Charges (electrons, positrons, nuclei) are accompanied by (''emit'') an electromagnetic field - a soft virtual photon cloud in terms of QED.

Photons are elementary excitations of the quantum electromagnetic field. They do not carry charge.

A short but technical explanation why photons are chargeless: If the electromagnetic field (i.e. photons) were charged, that would imply non-linear self-interactions such as those occurring for the gluon octet that mediates the strong force. The gluonic Lagrangian takes the form $$\mathcal{L}_\text{SU(3)} = -\frac{1}{2} \, \mathrm{tr}(F^2) = -\frac{1}{4} \, \sum_{a = 1}^8 F_{\mu\nu}^a \, F_a^{\mu\nu},$$ where $$F_{\mu\nu}^a = \partial_\mu A\nu^a - \partial_\nu A\mu^a - g \, f^{a}{}_{bc} \, [A_\mu^b,A_\nu^c].$$ Here, $A_\mu^a$ denotes the gluon fields, $F_{\mu\nu}^a$ their field-strength tensors, $\mu$, $\nu$ are spacetime indices, and $a$, $b$, $c$ color indices. $g$ is the gauge coupling and $f^{abc}$ the structure constants of the $su(3)$ Lie algebra associated with the $SU(3)$ gauge group.

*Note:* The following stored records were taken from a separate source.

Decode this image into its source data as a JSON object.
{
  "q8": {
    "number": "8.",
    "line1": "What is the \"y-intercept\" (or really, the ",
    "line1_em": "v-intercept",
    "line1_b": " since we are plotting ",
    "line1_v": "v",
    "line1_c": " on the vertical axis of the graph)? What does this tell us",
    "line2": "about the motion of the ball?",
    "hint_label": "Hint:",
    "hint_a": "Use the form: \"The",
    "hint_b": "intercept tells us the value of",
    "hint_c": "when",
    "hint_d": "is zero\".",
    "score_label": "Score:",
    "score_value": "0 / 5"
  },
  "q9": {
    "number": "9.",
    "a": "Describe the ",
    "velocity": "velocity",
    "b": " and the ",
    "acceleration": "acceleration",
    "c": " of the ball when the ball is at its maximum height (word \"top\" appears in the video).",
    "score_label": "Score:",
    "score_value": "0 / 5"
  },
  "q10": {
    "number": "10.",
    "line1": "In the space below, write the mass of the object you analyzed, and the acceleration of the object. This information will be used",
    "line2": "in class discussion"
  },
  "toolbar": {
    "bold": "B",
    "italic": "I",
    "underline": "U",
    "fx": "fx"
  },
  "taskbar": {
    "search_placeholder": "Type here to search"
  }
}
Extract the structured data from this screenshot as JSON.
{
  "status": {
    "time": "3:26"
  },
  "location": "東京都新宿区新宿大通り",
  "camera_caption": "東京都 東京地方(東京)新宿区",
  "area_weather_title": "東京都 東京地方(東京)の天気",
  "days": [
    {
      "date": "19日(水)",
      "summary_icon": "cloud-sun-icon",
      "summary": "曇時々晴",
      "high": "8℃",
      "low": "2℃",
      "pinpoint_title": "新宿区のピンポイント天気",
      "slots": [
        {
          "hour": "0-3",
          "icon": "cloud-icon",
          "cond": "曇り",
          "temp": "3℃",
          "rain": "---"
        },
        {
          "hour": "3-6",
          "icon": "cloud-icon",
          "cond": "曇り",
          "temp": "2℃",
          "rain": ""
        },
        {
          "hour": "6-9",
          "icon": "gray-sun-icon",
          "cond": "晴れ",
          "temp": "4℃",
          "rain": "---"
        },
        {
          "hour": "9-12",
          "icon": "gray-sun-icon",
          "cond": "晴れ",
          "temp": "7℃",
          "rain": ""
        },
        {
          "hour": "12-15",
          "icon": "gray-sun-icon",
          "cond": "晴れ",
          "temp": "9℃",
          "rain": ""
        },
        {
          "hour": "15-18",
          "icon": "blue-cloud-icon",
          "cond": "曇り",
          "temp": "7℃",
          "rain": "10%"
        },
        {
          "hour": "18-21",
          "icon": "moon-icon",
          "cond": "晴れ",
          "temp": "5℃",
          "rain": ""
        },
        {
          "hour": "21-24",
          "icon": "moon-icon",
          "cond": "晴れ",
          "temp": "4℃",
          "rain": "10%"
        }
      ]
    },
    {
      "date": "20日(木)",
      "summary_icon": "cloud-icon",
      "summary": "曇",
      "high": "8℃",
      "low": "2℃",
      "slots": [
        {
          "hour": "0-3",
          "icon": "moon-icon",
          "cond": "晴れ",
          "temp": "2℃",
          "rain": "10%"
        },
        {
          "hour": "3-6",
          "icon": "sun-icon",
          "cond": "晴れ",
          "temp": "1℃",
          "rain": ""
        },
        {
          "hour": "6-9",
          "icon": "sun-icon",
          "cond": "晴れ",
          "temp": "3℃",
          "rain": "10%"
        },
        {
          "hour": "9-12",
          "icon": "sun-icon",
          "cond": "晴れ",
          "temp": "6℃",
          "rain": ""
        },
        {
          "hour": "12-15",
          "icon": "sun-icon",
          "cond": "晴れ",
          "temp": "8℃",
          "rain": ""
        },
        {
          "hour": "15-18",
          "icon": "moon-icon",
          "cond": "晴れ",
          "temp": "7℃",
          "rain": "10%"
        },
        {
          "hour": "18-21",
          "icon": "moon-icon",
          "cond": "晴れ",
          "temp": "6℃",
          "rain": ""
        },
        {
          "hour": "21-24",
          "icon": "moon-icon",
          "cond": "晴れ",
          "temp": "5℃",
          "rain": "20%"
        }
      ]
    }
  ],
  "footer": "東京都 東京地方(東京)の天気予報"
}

Notice that $F^2$ contains quartic self-interactions among the gluon fields due to the last term. The commutator in the field strength gives the gluons themselves color charge.

And here comes the crucial point: Since $U(1)$ (the gauge group of electromagnetism), unlike $SU(3)$, is abelian, i.e. has trivial group structure with all commutators vanishing, the structure constants of the Lie algebra associated with $U(1)$ are all zero. This suppresses the quartic interactions in the Lagrangian of electromagnetism and prohibits electrically charged photons.

The previous answers are based on classical electromagnetism. If we consider this from a quantum-electrodynamic (QED) standpoint, it's not so simple. In QED, the force between charged fermions is exclusively conveyed by an uncharged boson quanta, photons. This changes the classical problem to "how do the charges know which electromagnetic force to generate, an attracting or repelling one?" I may be wrong about this, but the QED argument I believe is much more direct and leaves the original question open. In fact, I have contributed to this question, because for many years I have been unable to answer it.